There are other equally horrifying aspects to the story, but my legal question arose when Oprah, sitting on stage with the devastated parents and sister of the decedent, said something roughly along the lines of “My legal counsel tells me I have to say this: ‘Your daughter CHOSE to kill herself. It was her choice.’” Although I might be wrong on the exact words used in Oprah’s statement, she said something crystal clear to emphasize that this young woman *CHOSE* to take her own life.
I generally watch Oprah with minimal attention, at best, so I usually hear and recall only small amounts of what is covered on the show. I am usually folding laundry or organizing files or something else while keeping half an ear on the t.v. Oprah’s comment to that grieving family, however, basically screamed out to me and stopped me in my tracks. I had two immediate thoughts:
(1) Oprah did not *have* to say that for liability reasons, did she? and
(2) No wonder lawyers have such a bad public image.

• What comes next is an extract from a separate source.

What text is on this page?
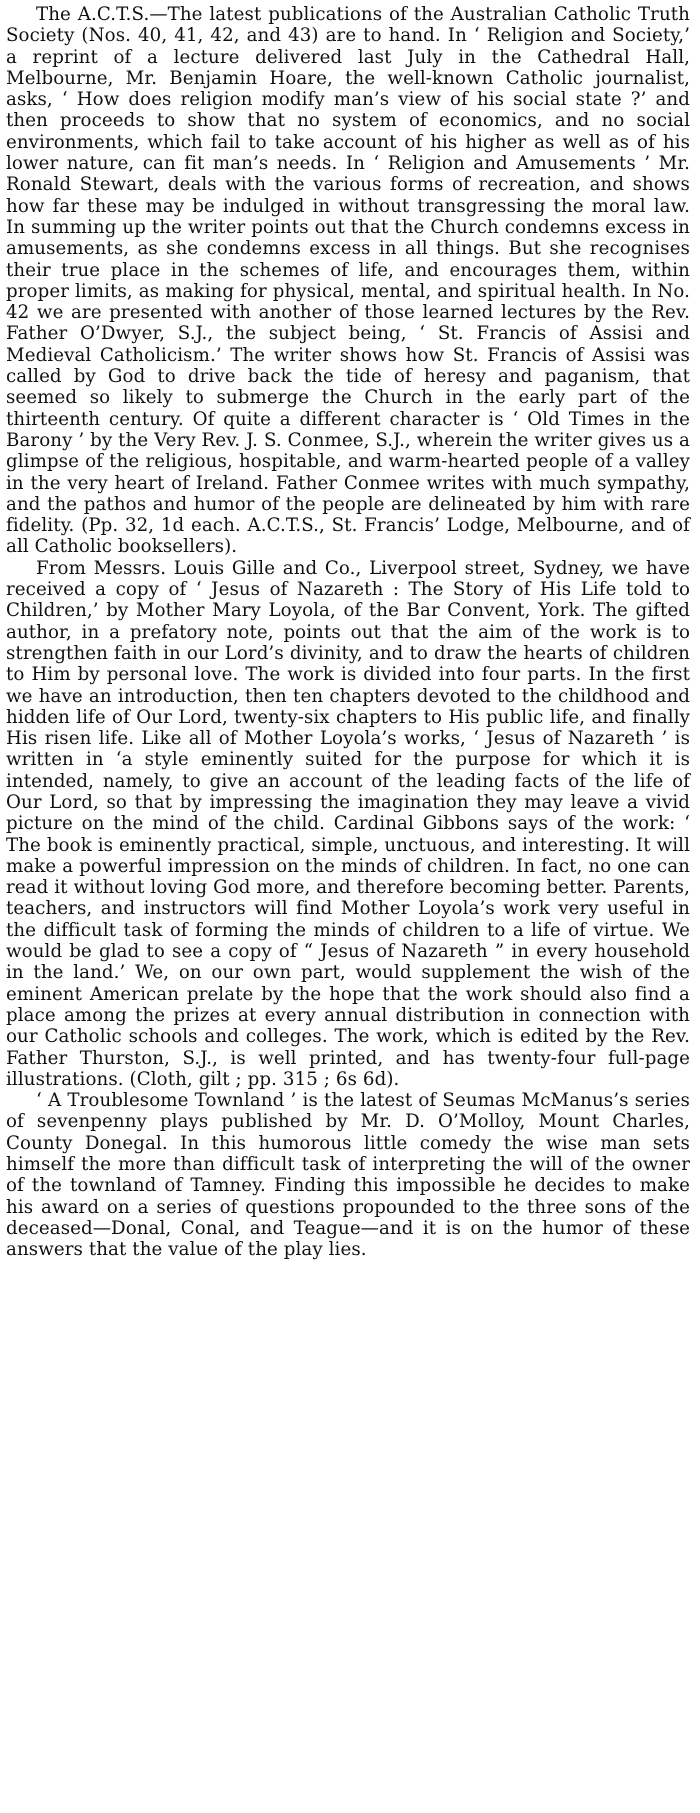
The A.C.T.S.—The latest publications of the Australian Catholic Truth Society (Nos. 40, 41, 42, and 43) are to hand. In ‘ Religion and Society,’ a reprint of a lecture delivered last July in the Cathedral Hall, Melbourne, Mr. Benjamin Hoare, the well-known Catholic journalist, asks, ‘ How does religion modify man’s view of his social state ?’ and then proceeds to show that no system of economics, and no social environments, which fail to take account of his higher as well as of his lower nature, can fit man’s needs. In ‘ Religion and Amusements ’ Mr. Ronald Stewart, deals with the various forms of recreation, and shows how far these may be indulged in without transgressing the moral law. In summing up the writer points out that the Church condemns excess in amusements, as she condemns excess in all things. But she recognises their true place in the schemes of life, and encourages them, within proper limits, as making for physical, mental, and spiritual health. In No. 42 we are presented with another of those learned lectures by the Rev. Father O’Dwyer, S.J., the subject being, ‘ St. Francis of Assisi and Medieval Catholicism.’ The writer shows how St. Francis of Assisi was called by God to drive back the tide of heresy and paganism, that seemed so likely to submerge the Church in the early part of the thirteenth century. Of quite a different character is ‘ Old Times in the Barony ’ by the Very Rev. J. S. Conmee, S.J., wherein the writer gives us a glimpse of the religious, hospitable, and warm-hearted people of a valley in the very heart of Ireland. Father Conmee writes with much sympathy, and the pathos and humor of the people are delineated by him with rare fidelity. (Pp. 32, 1d each. A.C.T.S., St. Francis’ Lodge, Melbourne, and of all Catholic booksellers).

From Messrs. Louis Gille and Co., Liverpool street, Sydney, we have received a copy of ‘ Jesus of Nazareth : The Story of His Life told to Children,’ by Mother Mary Loyola, of the Bar Convent, York. The gifted author, in a prefatory note, points out that the aim of the work is to strengthen faith in our Lord’s divinity, and to draw the hearts of children to Him by personal love. The work is divided into four parts. In the first we have an introduction, then ten chapters devoted to the childhood and hidden life of Our Lord, twenty-six chapters to His public life, and finally His risen life. Like all of Mother Loyola’s works, ‘ Jesus of Nazareth ’ is written in ‘a style eminently suited for the purpose for which it is intended, namely, to give an account of the leading facts of the life of Our Lord, so that by impressing the imagination they may leave a vivid picture on the mind of the child. Cardinal Gibbons says of the work: ‘ The book is eminently practical, simple, unctuous, and interesting. It will make a powerful impression on the minds of children. In fact, no one can read it without loving God more, and therefore becoming better. Parents, teachers, and instructors will find Mother Loyola’s work very useful in the difficult task of forming the minds of children to a life of virtue. We would be glad to see a copy of “ Jesus of Nazareth ” in every household in the land.’ We, on our own part, would supplement the wish of the eminent American prelate by the hope that the work should also find a place among the prizes at every annual distribution in connection with our Catholic schools and colleges. The work, which is edited by the Rev. Father Thurston, S.J., is well printed, and has twenty-four full-page illustrations. (Cloth, gilt ; pp. 315 ; 6s 6d).

‘ A Troublesome Townland ’ is the latest of Seumas McManus’s series of sevenpenny plays published by Mr. D. O’Molloy, Mount Charles, County Donegal. In this humorous little comedy the wise man sets himself the more than difficult task of interpreting the will of the owner of the townland of Tamney. Finding this impossible he decides to make his award on a series of questions propounded to the three sons of the deceased—Donal, Conal, and Teague—and it is on the humor of these answers that the value of the play lies.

I wracked my brain to figure out why Oprah was counseled to make that statement. I am assuming there were worries along the slander or defamation lines, but, since we were dealing with a blog (as opposed to the cattle industry, with which Oprah has had problems, or some other “business”), I could not imagine a “tortious interference with business” claim. Moreover, wasn’t everything Oprah said on the show loosely protected by either being (1) true or (2) Oprah’s personal opinion (uttered with no purpose to ruin a business relationship)? I am at a loss as to what significant liability concerns would mandate Oprah actually affirmatively emphasizing, when face to face with the grieving family, the point about choice (as opposed to just keeping quiet on that point and not intimating that the blog forced the young woman to kill herself). Obviously it might have made sense to tell Oprah to keep her comments away from anything sounding like she wanted to ruin a business (if we can call the blog a business). But telling her to affirmatively bring up and firmly *state* something on the “choice” issue, while sitting with the parents and sister of the decedent? That baffles me, and I cannot say that I felt a surge of warm and fuzzy feelings toward lawyers after hearing that comment.
What am I missing?
(Also, were fellow bloggers who gave the young decedent encouragement (if any of them did) illegally assisting a suicide? Am I allowed to stand below a window ledge on which a potential jumper is perched and chant “you can do it, just jump head first”? After looking quickly at New York’s penal laws, it seems that I cannot “intentionally cause or aid another person to attempt suicide.” I have not researched the issue, but I imagine “aiding” would not include chanting below the ledge “you can do it,” providing a link to a website that details techniques for killing oneself, or e-mailing a friend to say “good luck – you can do it.” Yet, given some of the mental and emotional issues at play with some suicides, I have to believe that counseling and encouraging someone who is contemplating suicide is as much of assistance as is giving someone your old bottle of rat poison to consume. Mind you, I am not a mental health professional nor do I have anything other than my own two experiences with folks who have taken their own lives to support my point.)